Accusation, défense, juges d’instruction… Dans chaque équipe du Tribunal, Cambodgiens et étrangers doivent s’affronter pour imposer leur vision de la justice. Fin novembre, le procès de Douch s’est achevé dans la plus grande confusion.
« Je demande à la chambre de me remettre en liberté.» Que s’est-il passé, le 27 novembre dernier, dans la tête de Douch, l’ex-responsable du camp de détention et de torture S-21 ? Pendant les neuf mois qu’a duré son procès, pourtant, l’accusé avait semblé afficher une attitude sincère de remords, pour les crimes contre l’humanité dont il se serait rendu responsable sous le régime du Kampuchéa démocratique, entre 1975 et 1979.
Directement, ou par l’intermédiaire de son avocat français, François Roux, Douch avait adressé à de nombreuses reprises ses excuses et demandé aux victimes de « laisser la porte ouverte au pardon ».
En coopérant étroitement avec le Tribunal, en répondant aux questions des juges, des avocats des parties civiles et des procureurs, il était peu à peu parvenu à imposer sa vision de l’histoire : tout en admettant sa responsabilité hiérarchique pour les 12 000 morts de S-21, il s’était appliqué à se présenter comme un « rouage » de la machine de mort khmère rouge, niant avoir lui-même torturé ou exécuté qui que ce soit.
Au point que les procureurs, prenant acte de cette attitude de coopération, avaient requis une peine de prison de quarante ans – et non la perpétuité.

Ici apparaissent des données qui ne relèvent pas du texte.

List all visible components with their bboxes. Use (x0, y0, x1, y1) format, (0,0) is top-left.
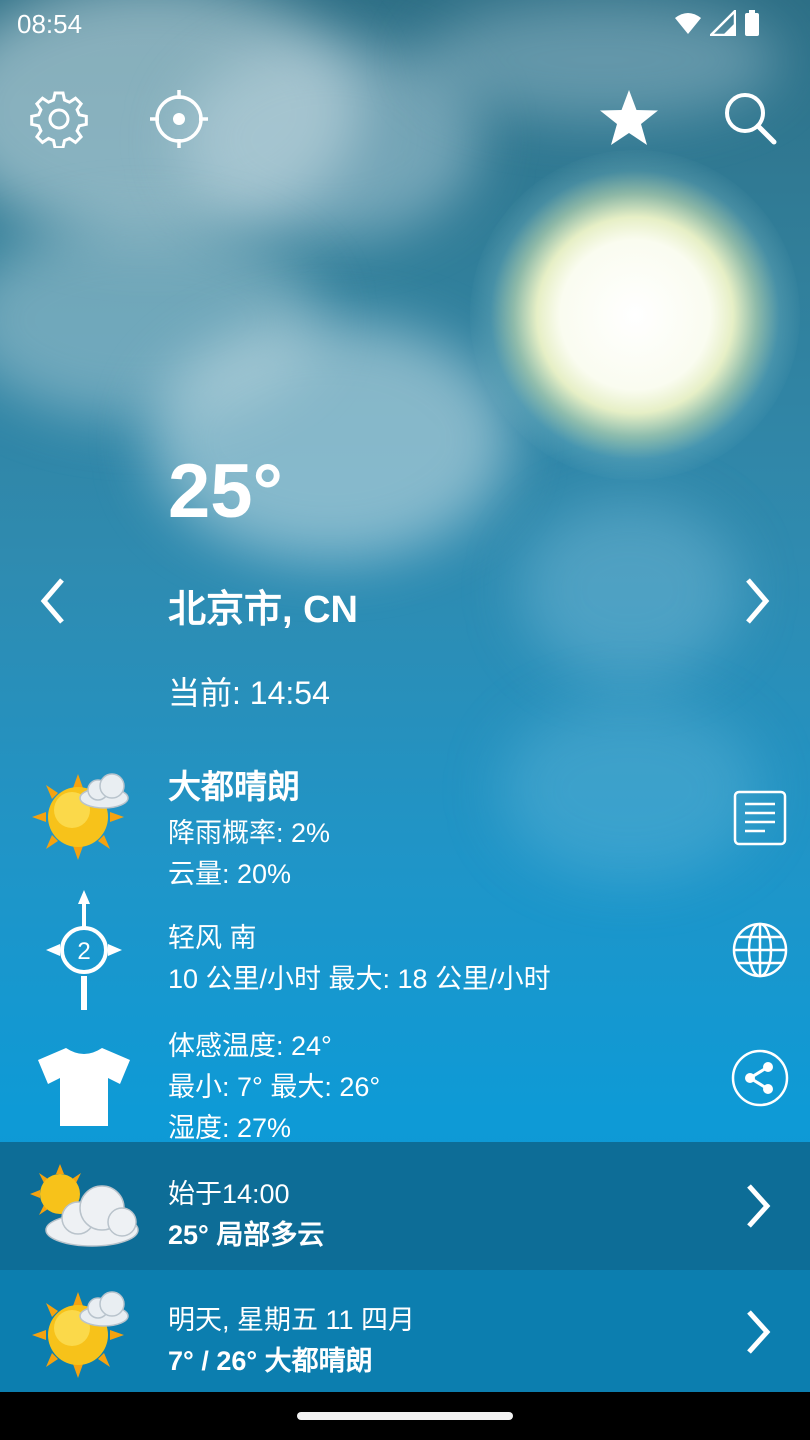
mostly-sunny-icon (32, 773, 129, 860)
status-bar: 08:54 (0, 0, 810, 50)
weather-screen: 08:54 25° 北京市, CN 当前: 14:54 大都晴朗 降雨概率: 2… (0, 0, 810, 1392)
forecast-row-today[interactable]: 始于14:00 25° 局部多云 (0, 1142, 810, 1270)
tshirt-icon (38, 1048, 130, 1126)
condition-text: 大都晴朗 (168, 768, 300, 805)
forecast-time: 始于14:00 (168, 1179, 290, 1209)
min-max-text: 最小: 7° 最大: 26° (168, 1072, 381, 1102)
wind-compass-icon: 2 (46, 890, 122, 1010)
current-temperature: 25° (168, 449, 283, 534)
wind-detail-text: 10 公里/小时 最大: 18 公里/小时 (168, 964, 551, 994)
forecast-date: 明天, 星期五 11 四月 (168, 1305, 416, 1335)
settings-icon[interactable] (30, 90, 88, 148)
next-location-arrow-icon[interactable] (742, 576, 772, 626)
status-time: 08:54 (17, 9, 83, 39)
wind-title-text: 轻风 南 (168, 923, 257, 953)
search-icon[interactable] (722, 90, 778, 146)
feels-like-text: 体感温度: 24° (168, 1031, 332, 1061)
partly-cloudy-icon (30, 1164, 139, 1247)
precipitation-text: 降雨概率: 2% (168, 818, 331, 848)
humidity-text: 湿度: 27% (168, 1113, 292, 1143)
city-name: 北京市, CN (168, 589, 359, 631)
location-icon[interactable] (148, 88, 210, 150)
background-cloud (500, 700, 760, 880)
sun-glow (470, 150, 800, 480)
background-cloud (520, 500, 740, 680)
chevron-right-icon[interactable] (744, 1182, 772, 1230)
wifi-icon (675, 13, 701, 34)
forecast-row-tomorrow[interactable]: 明天, 星期五 11 四月 7° / 26° 大都晴朗 (0, 1270, 810, 1392)
home-gesture-pill[interactable] (297, 1412, 513, 1420)
wind-force-text: 2 (77, 938, 90, 965)
details-list-icon[interactable] (733, 790, 787, 846)
previous-location-arrow-icon[interactable] (38, 576, 68, 626)
cloud-cover-text: 云量: 20% (168, 859, 292, 889)
status-icons (674, 10, 760, 36)
favorite-star-icon[interactable] (598, 88, 660, 148)
share-icon[interactable] (730, 1048, 790, 1108)
mostly-sunny-icon (32, 1291, 129, 1378)
forecast-summary: 7° / 26° 大都晴朗 (168, 1346, 373, 1376)
globe-icon[interactable] (731, 921, 789, 979)
chevron-right-icon[interactable] (744, 1308, 772, 1356)
signal-icon (710, 10, 736, 36)
forecast-summary: 25° 局部多云 (168, 1220, 325, 1250)
battery-icon (745, 10, 759, 36)
update-time: 当前: 14:54 (168, 675, 330, 711)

Mais au dernier jour de son procès, ce savant équilibre vole en éclats : plutôt discret jusque-là, l’avocat cambodgien Kar Savuth prend la parole et exige la remise de Douch en liberté, estimant que la Chambre n’a aucune compétence pour juger son client.

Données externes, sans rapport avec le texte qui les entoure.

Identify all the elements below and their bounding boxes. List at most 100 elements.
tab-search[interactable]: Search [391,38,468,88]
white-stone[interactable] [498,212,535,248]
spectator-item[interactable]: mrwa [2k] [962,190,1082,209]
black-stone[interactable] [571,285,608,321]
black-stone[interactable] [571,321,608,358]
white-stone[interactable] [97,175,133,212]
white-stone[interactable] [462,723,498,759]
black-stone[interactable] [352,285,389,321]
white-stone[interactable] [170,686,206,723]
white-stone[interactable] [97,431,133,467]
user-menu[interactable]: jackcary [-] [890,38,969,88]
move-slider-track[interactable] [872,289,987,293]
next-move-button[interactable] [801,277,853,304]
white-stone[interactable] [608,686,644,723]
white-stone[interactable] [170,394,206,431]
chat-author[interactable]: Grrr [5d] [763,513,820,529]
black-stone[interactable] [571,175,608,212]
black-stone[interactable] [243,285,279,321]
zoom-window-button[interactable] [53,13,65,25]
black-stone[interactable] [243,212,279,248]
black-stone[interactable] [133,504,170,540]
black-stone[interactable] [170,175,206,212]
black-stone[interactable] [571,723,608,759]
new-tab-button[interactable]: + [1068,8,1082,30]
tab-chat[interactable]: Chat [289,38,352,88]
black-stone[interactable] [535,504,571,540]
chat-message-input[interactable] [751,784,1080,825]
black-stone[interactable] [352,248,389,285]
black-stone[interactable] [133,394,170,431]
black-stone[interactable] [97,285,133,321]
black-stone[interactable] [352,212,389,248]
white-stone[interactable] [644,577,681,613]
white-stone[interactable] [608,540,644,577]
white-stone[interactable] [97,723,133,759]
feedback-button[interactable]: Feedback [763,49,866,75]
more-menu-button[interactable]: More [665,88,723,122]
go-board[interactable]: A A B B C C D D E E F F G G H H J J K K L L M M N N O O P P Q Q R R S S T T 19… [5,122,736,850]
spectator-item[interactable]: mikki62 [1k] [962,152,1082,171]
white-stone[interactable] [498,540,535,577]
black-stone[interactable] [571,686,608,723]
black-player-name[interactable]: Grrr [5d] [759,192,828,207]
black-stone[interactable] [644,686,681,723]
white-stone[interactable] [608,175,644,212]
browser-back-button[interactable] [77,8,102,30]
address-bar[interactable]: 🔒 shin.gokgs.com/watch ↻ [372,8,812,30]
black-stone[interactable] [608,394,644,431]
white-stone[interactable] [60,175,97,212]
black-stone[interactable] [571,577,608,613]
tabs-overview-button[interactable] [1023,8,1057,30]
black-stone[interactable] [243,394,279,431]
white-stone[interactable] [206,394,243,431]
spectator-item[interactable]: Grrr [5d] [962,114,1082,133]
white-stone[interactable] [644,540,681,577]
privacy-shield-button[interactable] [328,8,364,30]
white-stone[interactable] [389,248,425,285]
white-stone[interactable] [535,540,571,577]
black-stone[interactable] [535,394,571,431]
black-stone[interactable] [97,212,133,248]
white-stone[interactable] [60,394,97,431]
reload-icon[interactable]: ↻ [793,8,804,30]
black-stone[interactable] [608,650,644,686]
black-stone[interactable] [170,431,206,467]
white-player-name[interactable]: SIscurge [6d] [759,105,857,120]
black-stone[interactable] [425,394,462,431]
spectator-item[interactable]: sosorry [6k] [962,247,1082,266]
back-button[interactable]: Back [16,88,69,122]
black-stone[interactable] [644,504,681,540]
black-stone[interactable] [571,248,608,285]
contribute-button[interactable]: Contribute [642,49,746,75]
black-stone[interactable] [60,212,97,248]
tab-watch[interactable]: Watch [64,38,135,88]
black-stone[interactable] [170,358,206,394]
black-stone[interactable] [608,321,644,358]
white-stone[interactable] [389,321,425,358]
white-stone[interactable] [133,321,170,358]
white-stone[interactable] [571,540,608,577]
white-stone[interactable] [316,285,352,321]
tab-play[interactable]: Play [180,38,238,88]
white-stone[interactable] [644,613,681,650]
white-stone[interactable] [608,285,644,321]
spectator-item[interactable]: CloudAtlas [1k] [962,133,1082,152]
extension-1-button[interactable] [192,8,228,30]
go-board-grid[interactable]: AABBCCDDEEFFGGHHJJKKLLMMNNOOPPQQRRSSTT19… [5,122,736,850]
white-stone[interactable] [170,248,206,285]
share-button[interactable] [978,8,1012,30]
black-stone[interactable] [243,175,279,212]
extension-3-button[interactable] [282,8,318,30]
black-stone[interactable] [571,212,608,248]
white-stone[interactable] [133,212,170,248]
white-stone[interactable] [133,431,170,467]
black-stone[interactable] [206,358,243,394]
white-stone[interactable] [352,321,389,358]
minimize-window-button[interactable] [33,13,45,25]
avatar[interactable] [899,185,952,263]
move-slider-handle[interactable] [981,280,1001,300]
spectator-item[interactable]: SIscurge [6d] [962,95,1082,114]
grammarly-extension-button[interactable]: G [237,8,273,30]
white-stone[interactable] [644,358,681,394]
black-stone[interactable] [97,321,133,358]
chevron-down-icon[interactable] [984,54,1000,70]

Sommé de choisir entre ses deux défenseurs, l’accusé désigne expressément Kar Savuth et, debout face à ses juges, demande à être relâché.
La tradition cambodgienne
Ce coup de théâtre final blesse profondément François Roux : avocat en France des faucheurs d’OGM et autres militants de la désobéissance civile, il avait toujours refusé de défendre des personnes fuyant leurs responsabilités.
« Toute l’équipe française de défense est meurtrie… Je comprends aussi le dépit des parties civiles, mais je voudrais leur dire que Douch était vrai lorsqu’il a demandé pardon », lâche-t-il sur la route qui le conduit à l’aéroport de Phnom Penh.
Perplexes quant à la signification de ce revirement, des observateurs étrangers avancent immédiatement l’hypothèse d’interférences politiques : Kar Savuth, rappellent-ils, est aussi un proche du Premier ministre Hun Sen. Mais cette hypothèse est finalement peu probable : l’avocat cambodgien, qui défend Douch depuis son arrestation en 1999, tient le même discours depuis 2001, refusant toute reconnaissance de culpabilité par son client.
Cette attitude n’a d’ailleurs rien d’exceptionnel au Cambodge : dans un pays où les juges prononcent des peines extrêmement sévères pour des délits parfois mineurs, l’unique porte de sortie pour les accusés consiste à nier les faits, quand bien même les preuves à charge sont accablantes.
Raoul-Marc Jennar, historien belge, par ailleurs conseiller du gouvernement cambodgien, est également atterré par l’attitude de Douch : « Nous avons assisté à une incohérence majeure due aux limites du rapport de la société cambodgienne avec le droit. On n’attend pas que la vérité se manifeste à partir d’un débat, on ne cherche pas à hiérarchiser la gravité des crimes et des délits, ni à trouver la peine adéquate. »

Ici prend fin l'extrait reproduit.